だからできるだけスクリーンに対して水平になる位置の座席をとるようにしているが、今回は特にそれが正解だった。

思春期の少年少女の入れ替わり、スレ違いの片思い同士の両思い。おっぱいとか、ちんちんとか、そういうわかりやすさでもってトシゴロの男女を描く明快さ。
そして見ているこっちがヤケちまうような、アニメらしいテンポをギャグにしすぎず笑えるようにストーリーが進んでいく。
前半パートの「日常」については瀧と三葉のキャラクターを魅力的に描き、そして二人の距離が縮む様子がわかりやすくなっていた。

それから後半の、物語の核心をつく怒涛のサスペンス。
このサスペンスにSFを足して圧倒的な表現力で迫力の絵でして俺を更にアニメの世界に引き込んでいった。
迫力ある彗星を冒頭で見せておいて、更に本編でしっかり「その場面」として描く。もうそれだけで涙が止まらなくなる。

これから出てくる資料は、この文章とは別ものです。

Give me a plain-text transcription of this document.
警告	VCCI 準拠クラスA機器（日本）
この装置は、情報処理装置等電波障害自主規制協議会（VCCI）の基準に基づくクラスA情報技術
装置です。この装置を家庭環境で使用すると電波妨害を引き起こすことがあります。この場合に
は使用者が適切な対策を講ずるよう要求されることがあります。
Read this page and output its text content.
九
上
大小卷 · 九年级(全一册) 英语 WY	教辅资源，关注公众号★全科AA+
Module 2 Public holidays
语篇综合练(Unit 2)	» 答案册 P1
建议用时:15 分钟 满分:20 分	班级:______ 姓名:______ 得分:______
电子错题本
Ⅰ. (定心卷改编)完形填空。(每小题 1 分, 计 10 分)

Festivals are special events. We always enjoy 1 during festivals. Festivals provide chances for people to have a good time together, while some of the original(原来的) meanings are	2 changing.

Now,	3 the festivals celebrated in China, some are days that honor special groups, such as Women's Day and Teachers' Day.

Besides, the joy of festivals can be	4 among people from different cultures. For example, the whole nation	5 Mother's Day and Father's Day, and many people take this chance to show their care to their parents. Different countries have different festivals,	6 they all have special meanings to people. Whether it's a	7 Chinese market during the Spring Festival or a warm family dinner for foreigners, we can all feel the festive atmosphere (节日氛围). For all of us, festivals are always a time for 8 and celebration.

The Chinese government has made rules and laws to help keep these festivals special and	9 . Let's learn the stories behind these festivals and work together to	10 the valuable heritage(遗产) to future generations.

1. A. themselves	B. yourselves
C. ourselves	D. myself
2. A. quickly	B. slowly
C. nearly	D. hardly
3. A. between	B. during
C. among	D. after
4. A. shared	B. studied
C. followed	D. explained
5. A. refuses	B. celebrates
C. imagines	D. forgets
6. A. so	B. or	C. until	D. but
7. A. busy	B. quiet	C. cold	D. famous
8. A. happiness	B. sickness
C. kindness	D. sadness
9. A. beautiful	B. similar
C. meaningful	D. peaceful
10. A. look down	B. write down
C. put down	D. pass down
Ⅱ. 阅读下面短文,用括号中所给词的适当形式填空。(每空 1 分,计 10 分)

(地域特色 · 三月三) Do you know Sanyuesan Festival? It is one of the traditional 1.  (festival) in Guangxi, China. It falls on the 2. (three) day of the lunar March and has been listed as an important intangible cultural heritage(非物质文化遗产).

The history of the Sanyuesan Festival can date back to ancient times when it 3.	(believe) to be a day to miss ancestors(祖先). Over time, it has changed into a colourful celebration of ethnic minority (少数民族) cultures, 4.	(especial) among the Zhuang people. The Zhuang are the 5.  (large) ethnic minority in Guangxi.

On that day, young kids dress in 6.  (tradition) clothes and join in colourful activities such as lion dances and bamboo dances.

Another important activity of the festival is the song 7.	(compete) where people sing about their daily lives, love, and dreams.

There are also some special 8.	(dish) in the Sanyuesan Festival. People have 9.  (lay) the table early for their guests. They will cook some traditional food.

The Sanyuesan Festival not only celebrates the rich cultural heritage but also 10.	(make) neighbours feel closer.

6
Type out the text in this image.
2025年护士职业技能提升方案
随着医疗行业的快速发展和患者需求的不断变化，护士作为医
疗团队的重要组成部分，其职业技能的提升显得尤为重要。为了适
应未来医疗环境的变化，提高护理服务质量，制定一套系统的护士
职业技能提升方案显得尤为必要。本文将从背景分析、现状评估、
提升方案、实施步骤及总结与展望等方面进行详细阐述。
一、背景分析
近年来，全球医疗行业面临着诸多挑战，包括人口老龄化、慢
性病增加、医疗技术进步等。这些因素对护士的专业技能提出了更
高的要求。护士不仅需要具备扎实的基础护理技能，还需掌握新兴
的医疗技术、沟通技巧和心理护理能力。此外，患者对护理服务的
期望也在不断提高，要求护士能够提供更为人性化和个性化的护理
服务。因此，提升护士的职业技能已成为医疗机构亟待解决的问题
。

ラストシーンへの流れは、SFラブコメにして焦らされるようなこともなくスパーッと気持ちのいい流れになっている。
どうしたものか、手のひらにマッキーで一言書いて伝えている。
サスペンスの解決と思春期ラブコメをギュウと画面に詰め込みスクリーンに映す。



見終わったあとは、30歳のおっさん二人でカフェ行ってパンケーキ食って、黄昏時の過ぎた新宿で大塚商会のネオンを撮影したくなるような映画だった。
上映中、ほぼ泣きっぱなしで、目に飛び込んでくる映像が全部嬉しい。そして脳で整理される物語がすべて感動する。
きょう見て、またすぐにもう一回見たくなるほど気持ちがいい映画だった。



さいきん見た映画で、いま、間違いなくベスト。
すでに、もう一度見直したくなっている。